С Этелкой мы уже совершенно подружились и веселились как дети, милая Ненне смотрела на нас улыбаясь. Все было так восхитительно и чисто. Когда надоело смотреть картины, мы стали бродить по улицам, разглядывали витрины, жемчуга, зеркала, стекло, миниатюрные скульптуры, фотографии, драгоценности, мозаику. Разглядывали дома, изумительные окна, изящные, романтические балконы. Мы сворачивали в узенькие улочки, где с трудом могли идти рядом двое; из открытых дверей лавчонок неслись пряные запахи овощей и оливкового масла, лица домов напоминали лица увядающих, утомленных красавиц, камни мостовой покрывала благородная грязь веков, и звучные латинские слова усталым пружинистым эхом отдавались среди оседающих, покалеченных стен.
Женщина спустила на веревке с четвертого этажа корзину, ее служанка стояла внизу и укладывала в корзину свежую зелень, сверху положила запечатанное письмо. Молодой парнишка нес медные ведра на красиво изогнутом, обитом медью коромысле, напевая без слов странную мелодию. В окнах антикварных лавок тускло поблескивали старинные металлические предметы, пыльное потрескавшееся от времени стекло. Через проулки со слепыми стенами ненужно перекинулись дуги арок. Впереди шли девушки, высокие, стройные девушки-работницы, черноглазые, с копнами темно-золотых волос; их большие черные шали придавали фигурам на диво благородную осанку. Навстречу им спешил парень, пуговица его куртки запуталась в бахроме чьей-то шали. С веселым смехом пуговицу высвободили, и знакомство мгновенно состоялось. Мы шли дальше. Перед мраморной Марией на углу горела лампадка. То там, то здесь дорогу пересекала зеленая rio [10] , возле мраморных ступеней, покрытых зелеными водорослями, праздно покачивалась гондола. Гладкие, с лесенками, мраморные мостики изгибали перед нами свои древние спины. Мраморные шишечки их перил истерлись до зеркальной желтизны.
10
Здесь — канал (ит.).
— Gondole, gondole! [11] — бойко выкрикивали симпатичные гондольеры.

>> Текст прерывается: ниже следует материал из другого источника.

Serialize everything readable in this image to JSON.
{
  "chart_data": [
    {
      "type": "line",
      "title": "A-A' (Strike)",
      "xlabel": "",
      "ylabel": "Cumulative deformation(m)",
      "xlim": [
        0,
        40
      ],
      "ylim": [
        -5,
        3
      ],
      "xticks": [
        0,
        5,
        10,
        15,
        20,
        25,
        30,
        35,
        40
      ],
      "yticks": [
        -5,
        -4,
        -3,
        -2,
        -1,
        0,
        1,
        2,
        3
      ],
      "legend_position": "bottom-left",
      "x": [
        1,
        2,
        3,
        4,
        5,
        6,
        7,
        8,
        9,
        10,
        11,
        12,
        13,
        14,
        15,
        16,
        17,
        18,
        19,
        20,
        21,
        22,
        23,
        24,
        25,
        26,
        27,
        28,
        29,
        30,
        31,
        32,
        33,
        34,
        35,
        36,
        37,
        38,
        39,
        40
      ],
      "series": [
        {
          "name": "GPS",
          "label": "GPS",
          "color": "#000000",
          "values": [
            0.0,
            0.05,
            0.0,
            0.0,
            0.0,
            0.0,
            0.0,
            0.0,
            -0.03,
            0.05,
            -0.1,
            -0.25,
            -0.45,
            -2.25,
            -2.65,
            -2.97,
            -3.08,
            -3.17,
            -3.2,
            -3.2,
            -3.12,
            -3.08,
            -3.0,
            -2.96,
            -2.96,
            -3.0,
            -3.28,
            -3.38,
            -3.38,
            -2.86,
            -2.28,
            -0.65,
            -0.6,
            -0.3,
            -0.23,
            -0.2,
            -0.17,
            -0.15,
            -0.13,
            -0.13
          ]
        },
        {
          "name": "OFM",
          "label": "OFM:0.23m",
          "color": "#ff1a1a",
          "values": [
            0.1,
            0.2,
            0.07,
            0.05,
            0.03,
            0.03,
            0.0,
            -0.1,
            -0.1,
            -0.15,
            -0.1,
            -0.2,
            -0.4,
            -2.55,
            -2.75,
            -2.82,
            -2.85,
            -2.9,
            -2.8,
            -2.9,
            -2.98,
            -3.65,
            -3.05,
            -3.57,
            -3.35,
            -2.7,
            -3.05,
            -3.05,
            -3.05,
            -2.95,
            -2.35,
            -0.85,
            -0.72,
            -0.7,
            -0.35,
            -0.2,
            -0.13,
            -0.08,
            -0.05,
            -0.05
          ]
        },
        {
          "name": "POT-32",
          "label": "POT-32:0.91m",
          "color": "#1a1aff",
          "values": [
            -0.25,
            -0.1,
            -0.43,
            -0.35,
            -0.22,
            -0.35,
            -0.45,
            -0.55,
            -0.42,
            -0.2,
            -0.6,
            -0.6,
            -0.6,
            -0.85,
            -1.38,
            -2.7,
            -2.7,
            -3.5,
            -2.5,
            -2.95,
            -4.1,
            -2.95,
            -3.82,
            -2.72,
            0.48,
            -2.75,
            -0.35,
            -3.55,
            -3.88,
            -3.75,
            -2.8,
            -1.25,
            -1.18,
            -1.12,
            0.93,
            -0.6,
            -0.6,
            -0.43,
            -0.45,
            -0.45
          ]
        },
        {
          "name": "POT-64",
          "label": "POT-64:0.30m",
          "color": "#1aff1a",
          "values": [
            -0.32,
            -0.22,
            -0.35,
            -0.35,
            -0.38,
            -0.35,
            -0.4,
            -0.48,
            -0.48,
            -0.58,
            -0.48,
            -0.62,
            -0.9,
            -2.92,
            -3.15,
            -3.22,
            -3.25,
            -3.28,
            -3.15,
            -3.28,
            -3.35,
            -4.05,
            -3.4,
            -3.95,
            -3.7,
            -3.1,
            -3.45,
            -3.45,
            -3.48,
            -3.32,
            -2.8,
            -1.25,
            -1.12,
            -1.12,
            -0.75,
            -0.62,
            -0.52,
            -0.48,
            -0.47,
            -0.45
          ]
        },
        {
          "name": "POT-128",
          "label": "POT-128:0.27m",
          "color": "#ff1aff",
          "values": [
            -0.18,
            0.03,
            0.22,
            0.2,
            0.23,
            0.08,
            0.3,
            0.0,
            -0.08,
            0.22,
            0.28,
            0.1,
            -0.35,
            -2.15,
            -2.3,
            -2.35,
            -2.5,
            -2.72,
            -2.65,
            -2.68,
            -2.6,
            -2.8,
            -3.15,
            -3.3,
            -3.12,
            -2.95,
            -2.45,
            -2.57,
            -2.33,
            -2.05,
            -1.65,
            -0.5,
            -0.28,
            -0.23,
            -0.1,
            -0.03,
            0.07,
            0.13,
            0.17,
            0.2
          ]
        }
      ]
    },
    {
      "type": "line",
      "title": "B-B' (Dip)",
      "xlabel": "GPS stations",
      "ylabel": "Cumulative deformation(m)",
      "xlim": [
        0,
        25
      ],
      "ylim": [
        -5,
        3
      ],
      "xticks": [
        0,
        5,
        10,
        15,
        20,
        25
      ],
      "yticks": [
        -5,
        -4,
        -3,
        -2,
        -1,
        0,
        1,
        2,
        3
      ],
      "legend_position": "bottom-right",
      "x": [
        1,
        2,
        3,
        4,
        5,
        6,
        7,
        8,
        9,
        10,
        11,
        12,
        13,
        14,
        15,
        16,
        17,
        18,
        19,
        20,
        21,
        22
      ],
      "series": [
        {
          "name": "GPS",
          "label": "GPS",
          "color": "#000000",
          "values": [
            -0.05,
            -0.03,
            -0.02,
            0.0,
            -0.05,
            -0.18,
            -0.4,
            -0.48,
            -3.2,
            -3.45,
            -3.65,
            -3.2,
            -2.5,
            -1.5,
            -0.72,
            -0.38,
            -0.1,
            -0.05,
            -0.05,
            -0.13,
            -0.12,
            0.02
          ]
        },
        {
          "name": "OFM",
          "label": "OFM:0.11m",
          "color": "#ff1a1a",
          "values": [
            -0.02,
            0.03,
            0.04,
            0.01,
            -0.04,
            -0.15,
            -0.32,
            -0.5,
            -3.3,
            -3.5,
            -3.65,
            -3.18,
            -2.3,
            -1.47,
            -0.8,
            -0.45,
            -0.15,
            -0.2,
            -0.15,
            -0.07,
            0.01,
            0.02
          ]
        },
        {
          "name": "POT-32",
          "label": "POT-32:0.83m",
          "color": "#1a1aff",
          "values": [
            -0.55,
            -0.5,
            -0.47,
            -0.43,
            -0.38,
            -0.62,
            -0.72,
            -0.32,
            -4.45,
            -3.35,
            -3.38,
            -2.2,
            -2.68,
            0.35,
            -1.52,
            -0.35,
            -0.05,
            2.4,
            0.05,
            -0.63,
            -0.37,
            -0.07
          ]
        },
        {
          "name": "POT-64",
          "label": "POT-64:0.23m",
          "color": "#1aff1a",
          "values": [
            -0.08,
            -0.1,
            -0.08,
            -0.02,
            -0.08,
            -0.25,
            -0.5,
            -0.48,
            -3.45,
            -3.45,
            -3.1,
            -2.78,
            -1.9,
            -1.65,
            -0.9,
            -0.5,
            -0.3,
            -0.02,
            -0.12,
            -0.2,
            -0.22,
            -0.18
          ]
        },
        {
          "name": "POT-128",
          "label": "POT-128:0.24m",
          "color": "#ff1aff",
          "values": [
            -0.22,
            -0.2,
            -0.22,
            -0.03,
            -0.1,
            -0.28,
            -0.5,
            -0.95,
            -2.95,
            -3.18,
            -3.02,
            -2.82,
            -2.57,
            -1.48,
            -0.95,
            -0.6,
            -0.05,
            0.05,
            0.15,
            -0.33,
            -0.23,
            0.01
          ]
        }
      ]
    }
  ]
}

То и дело мы оказывались на какой-нибудь campo [12] . Стены домов украшала разноцветная мраморная мозаика, напоминавшая шелковые вставки в парадных туалетах дам. Этот город был городом гладких поверхностей не в меньшей степени, чем городом тишины. Город гладкого камня, гладкой воды.
— Взгляните, какой прелестный садик! — воскликнула Этелка.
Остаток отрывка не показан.